The gym went silent for a beat.
The judge blinked, clearly taken aback by the outburst, and then scribbled something quickly on his clipboard before moving on.
You stared at Peter, stunned. Not just by his words, but by the way he’d said them. No smirk. No teasing nickname. No undercutting joke. Just… belief.
Real, unshakable belief.
For the first time, he wasn’t on the other side of the laugh. He was on yours.
Hours later, the fair had ended. Your project had won first place. Your friends had already dragged you through a round of congratulations, but you’d slipped away for air, stepping out onto the school steps beneath the cool night sky.
That’s when you saw him.
Peter sat on the railing, hoodie pulled tight around his shoulders, staring at the stars like they might answer whatever storm was brewing in his head.

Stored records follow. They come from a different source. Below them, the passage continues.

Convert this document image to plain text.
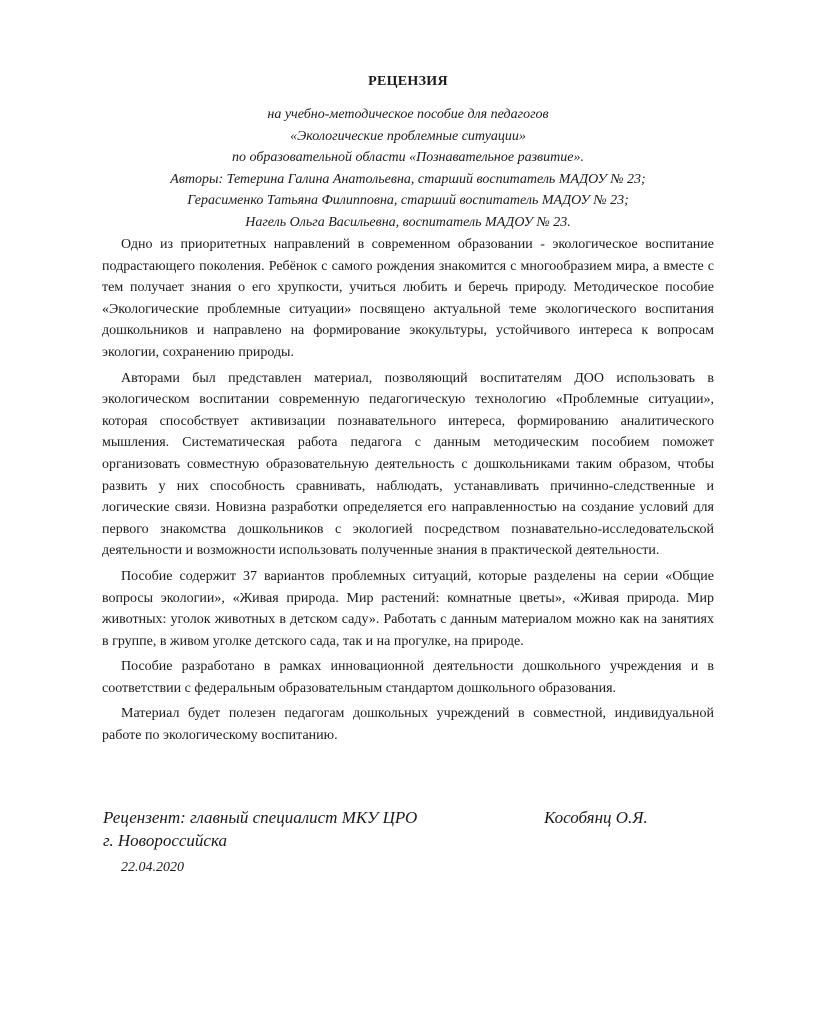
РЕЦЕНЗИЯ
на учебно-методическое пособие для педагогов
«Экологические проблемные ситуации»
по образовательной области «Познавательное развитие».
Авторы: Тетерина Галина Анатольевна, старший воспитатель МАДОУ № 23;
Герасименко Татьяна Филипповна, старший воспитатель МАДОУ № 23;
Нагель Ольга Васильевна, воспитатель МАДОУ № 23.

Одно из приоритетных направлений в современном образовании - экологическое воспитание подрастающего поколения. Ребёнок с самого рождения знакомится с многообразием мира, а вместе с тем получает знания о его хрупкости, учиться любить и беречь природу. Методическое пособие «Экологические проблемные ситуации» посвящено актуальной теме экологического воспитания дошкольников и направлено на формирование экокультуры, устойчивого интереса к вопросам экологии, сохранению природы.

Авторами был представлен материал, позволяющий воспитателям ДОО использовать в экологическом воспитании современную педагогическую технологию «Проблемные ситуации», которая способствует активизации познавательного интереса, формированию аналитического мышления. Систематическая работа педагога с данным методическим пособием поможет организовать совместную образовательную деятельность с дошкольниками таким образом, чтобы развить у них способность сравнивать, наблюдать, устанавливать причинно-следственные и логические связи. Новизна разработки определяется его направленностью на создание условий для первого знакомства дошкольников с экологией посредством познавательно-исследовательской деятельности и возможности использовать полученные знания в практической деятельности.

Пособие содержит 37 вариантов проблемных ситуаций, которые разделены на серии «Общие вопросы экологии», «Живая природа. Мир растений: комнатные цветы», «Живая природа. Мир животных: уголок животных в детском саду». Работать с данным материалом можно как на занятиях в группе, в живом уголке детского сада, так и на прогулке, на природе.

Пособие разработано в рамках инновационной деятельности дошкольного учреждения и в соответствии с федеральным образовательным стандартом дошкольного образования.

Материал будет полезен педагогам дошкольных учреждений в совместной, индивидуальной работе по экологическому воспитанию.

Рецензент: главный специалист МКУ ЦРО
г. Новороссийска
Кособянц О.Я.
22.04.2020
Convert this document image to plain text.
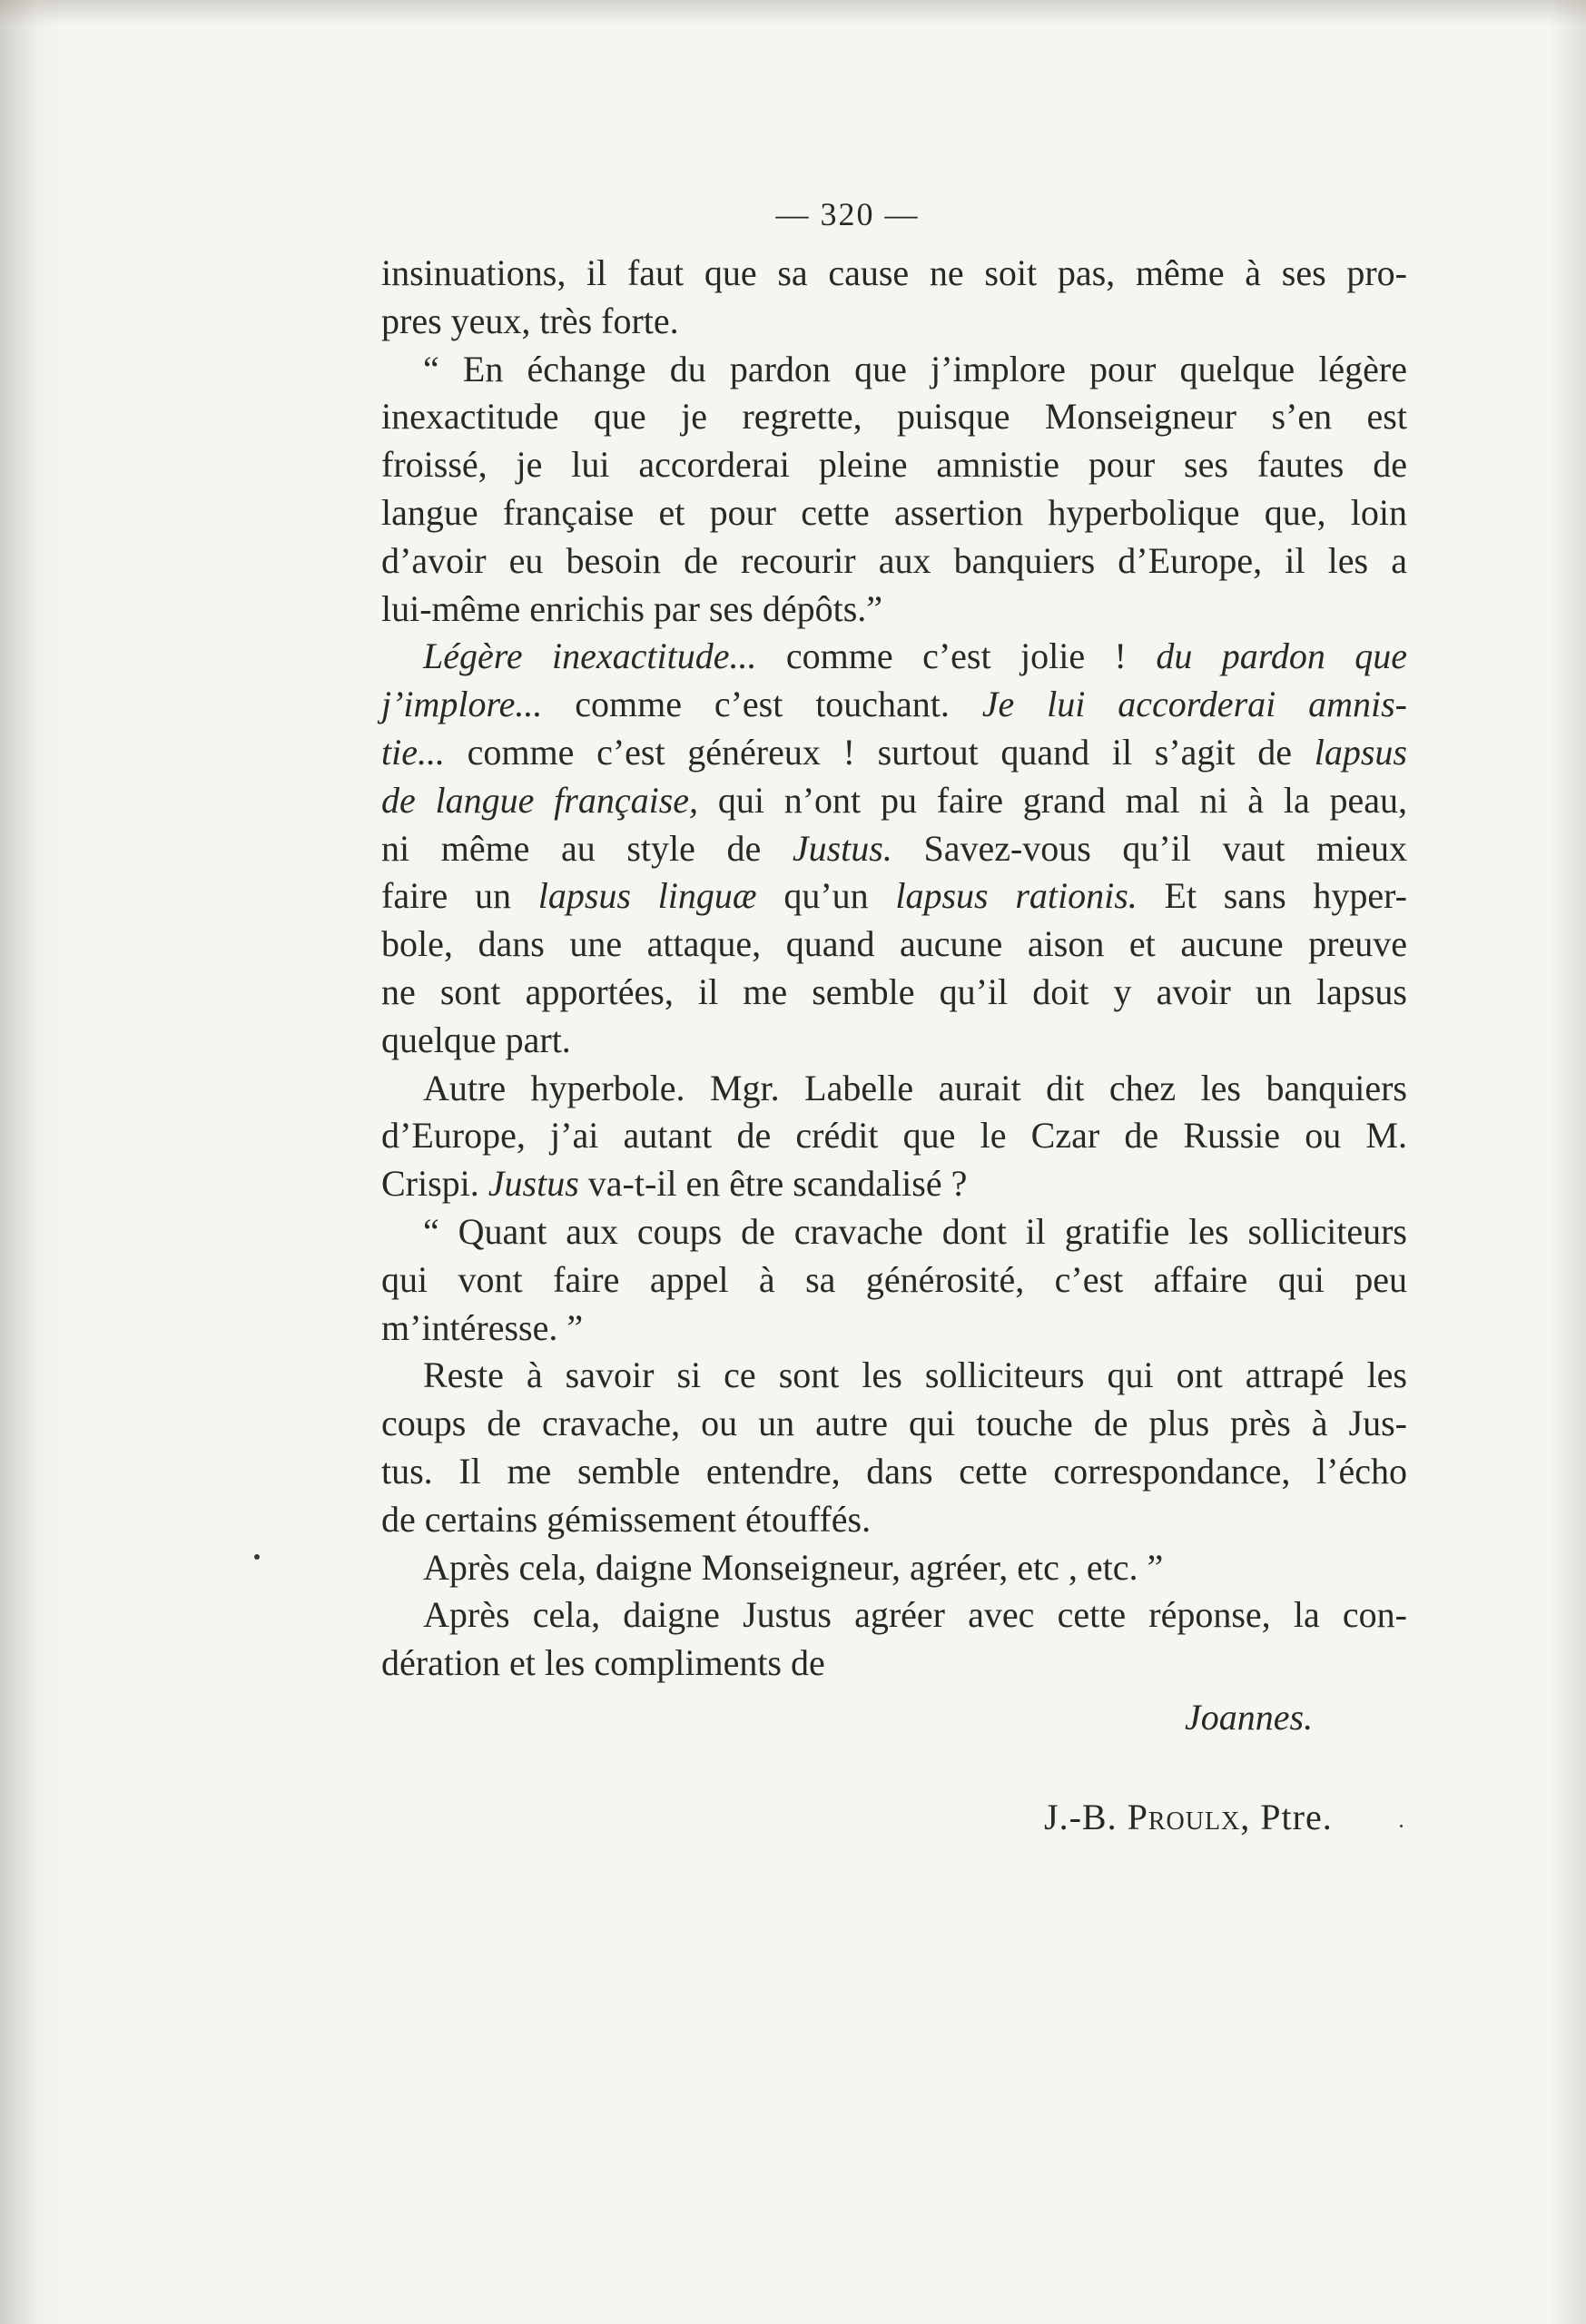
— 320 —
insinuations, il faut que sa cause ne soit pas, même à ses pro-
pres yeux, très forte.
“ En échange du pardon que j’implore pour quelque légère
inexactitude que je regrette, puisque Monseigneur s’en est
froissé, je lui accorderai pleine amnistie pour ses fautes de
langue française et pour cette assertion hyperbolique que, loin
d’avoir eu besoin de recourir aux banquiers d’Europe, il les a
lui-même enrichis par ses dépôts.”
Légère inexactitude... comme c’est jolie ! du pardon que
j’implore... comme c’est touchant. Je lui accorderai amnis-
tie... comme c’est généreux ! surtout quand il s’agit de lapsus
de langue française, qui n’ont pu faire grand mal ni à la peau,
ni même au style de Justus. Savez-vous qu’il vaut mieux
faire un lapsus linguæ qu’un lapsus rationis. Et sans hyper-
bole, dans une attaque, quand aucune aison et aucune preuve
ne sont apportées, il me semble qu’il doit y avoir un lapsus
quelque part.
Autre hyperbole. Mgr. Labelle aurait dit chez les banquiers
d’Europe, j’ai autant de crédit que le Czar de Russie ou M.
Crispi. Justus va-t-il en être scandalisé ?
“ Quant aux coups de cravache dont il gratifie les solliciteurs
qui vont faire appel à sa générosité, c’est affaire qui peu
m’intéresse. ”
Reste à savoir si ce sont les solliciteurs qui ont attrapé les
coups de cravache, ou un autre qui touche de plus près à Jus-
tus. Il me semble entendre, dans cette correspondance, l’écho
de certains gémissement étouffés.
Après cela, daigne Monseigneur, agréer, etc , etc. ”
Après cela, daigne Justus agréer avec cette réponse, la con-
dération et les compliments de
Joannes.
J.-B. Proulx, Ptre.
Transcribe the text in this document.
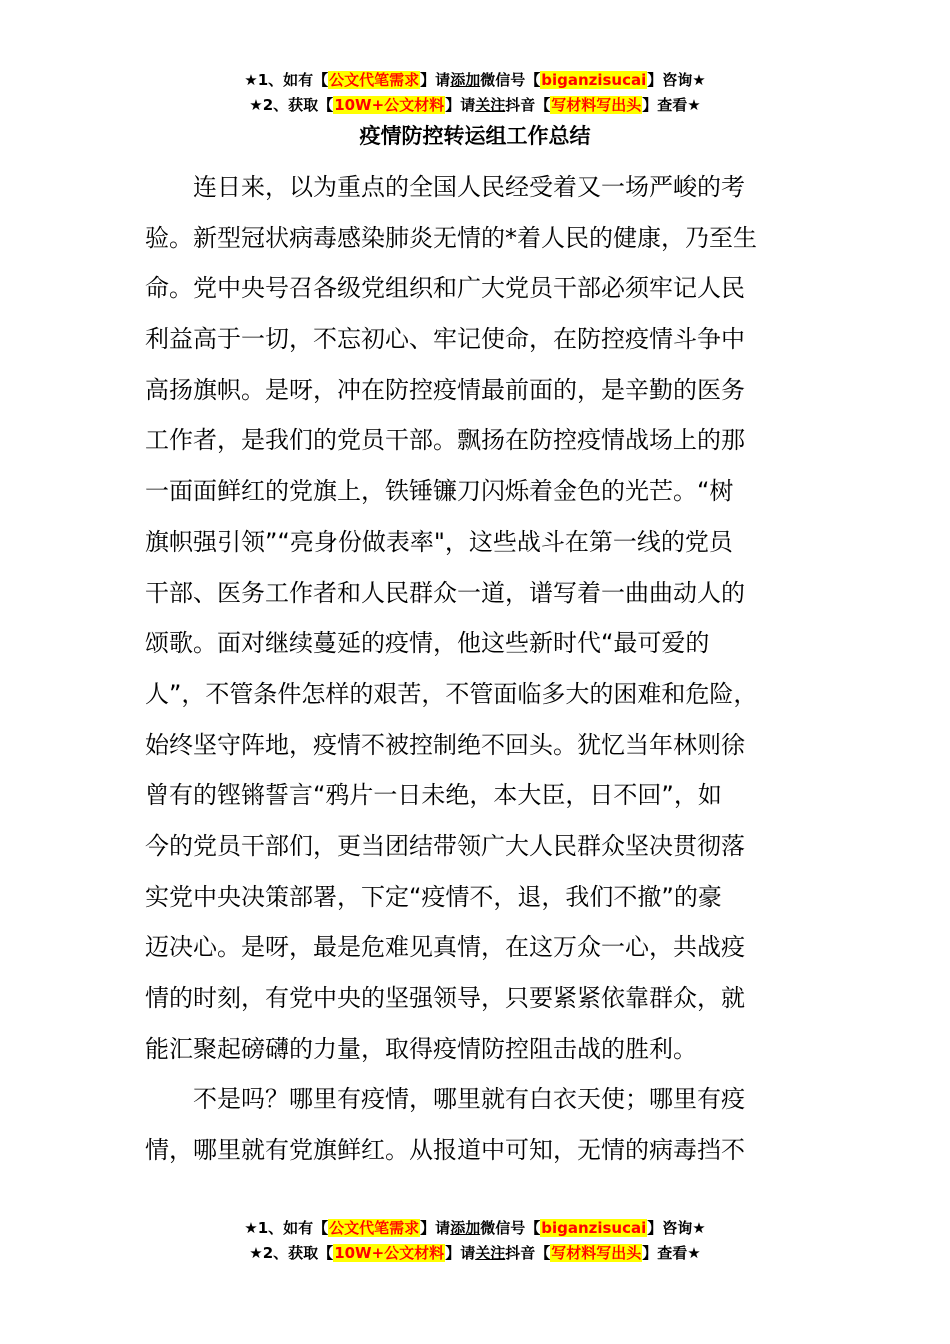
★1、如有【公文代笔需求】请添加微信号【biganzisucai】咨询★
★2、获取【10W+公文材料】请关注抖音【写材料写出头】查看★
疫情防控转运组工作总结
连日来，以为重点的全国人民经受着又一场严峻的考
验。新型冠状病毒感染肺炎无情的*着人民的健康，乃至生
命。党中央号召各级党组织和广大党员干部必须牢记人民
利益高于一切，不忘初心、牢记使命，在防控疫情斗争中
高扬旗帜。是呀，冲在防控疫情最前面的，是辛勤的医务
工作者，是我们的党员干部。飘扬在防控疫情战场上的那
一面面鲜红的党旗上，铁锤镰刀闪烁着金色的光芒。“树
旗帜强引领”“亮身份做表率"，这些战斗在第一线的党员
干部、医务工作者和人民群众一道，谱写着一曲曲动人的
颂歌。面对继续蔓延的疫情，他这些新时代“最可爱的
人”，不管条件怎样的艰苦，不管面临多大的困难和危险，
始终坚守阵地，疫情不被控制绝不回头。犹忆当年林则徐
曾有的铿锵誓言“鸦片一日未绝，本大臣，日不回”，如
今的党员干部们，更当团结带领广大人民群众坚决贯彻落
实党中央决策部署，下定“疫情不，退，我们不撤”的豪
迈决心。是呀，最是危难见真情，在这万众一心，共战疫
情的时刻，有党中央的坚强领导，只要紧紧依靠群众，就
能汇聚起磅礴的力量，取得疫情防控阻击战的胜利。
不是吗？哪里有疫情，哪里就有白衣天使；哪里有疫
情，哪里就有党旗鲜红。从报道中可知，无情的病毒挡不
★1、如有【公文代笔需求】请添加微信号【biganzisucai】咨询★
★2、获取【10W+公文材料】请关注抖音【写材料写出头】查看★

You hesitated, then walked closer. “You planning on camping out here?”
He jumped slightly, then rubbed the back of his neck, a sheepish grin spreading across his face. “Uh—no. Just needed… air. You know. Fresh. Breathing stuff.”
You laughed softly, crossing your arms. “Breathing stuff. Very scientific.”
He smiled, but it didn’t quite reach his eyes. Silence settled, heavy but not uncomfortable. Then Peter cleared his throat.
About earlier…” His voice cracked, and he winced. “I—uh—I meant what I said. All of it. You’re… you’re amazing. And not because you’re Stark’s daughter. Because you’re you. And I’m sorry it took me this long to figure that out.”
Your chest tightened, old memories pressing in—nicknames, laughter, the sting of being dismissed. You wanted to brush it off, to tell him it didn’t matter anymore. But it had mattered. For years.
“You were kind of awful to me, Parker.”
He flinched, nodding quickly. “I know. God, I know. I was a jerk. I thought teasing was easier than admitting that I—” He stopped, biting the inside of his cheek. Then he forced himself to look at you. “That I liked you. Even back then. I just… you were younger, you were Stark’s kid, and I didn’t know how to deal with it. So I handled it the worst way possible.”
The words hung between you, trembling.
You studied him. He wasn’t making excuses. He wasn’t hiding behind a joke. He was just… raw. Honest. And terrified.
Finally, you sighed. “I don’t know if I can forgive everything. Not yet.”
His shoulders sagged, disappointment flickering across his face. But then you added, quieter, “But I don’t hate you, Peter. And I… don’t not feel something. Anymore.”
His head snapped up, eyes wide. “Really?”
You rolled your eyes, a smile tugging at your lips despite yourself. “Don’t push it.”
For a moment, you just stood there, the air charged, the world narrowing down to the space between you. Then, almost without thinking, Peter leaned forward—hesitant, careful, giving you every chance to pull away.
You didn’t.
The kiss was soft, almost clumsy, but real. The kind of kiss that wasn’t an ending, but a beginning.
When you pulled back, Peter was grinning like an idiot, breathless. “So… does this mean we’re—?”
“Friends,” you interrupted, smirking. “Maybe more. If you earn it.”
His grin only widened. “Deal.”
And for the first time in years, you weren’t the kid chasing him, and he wasn’t the boy running away.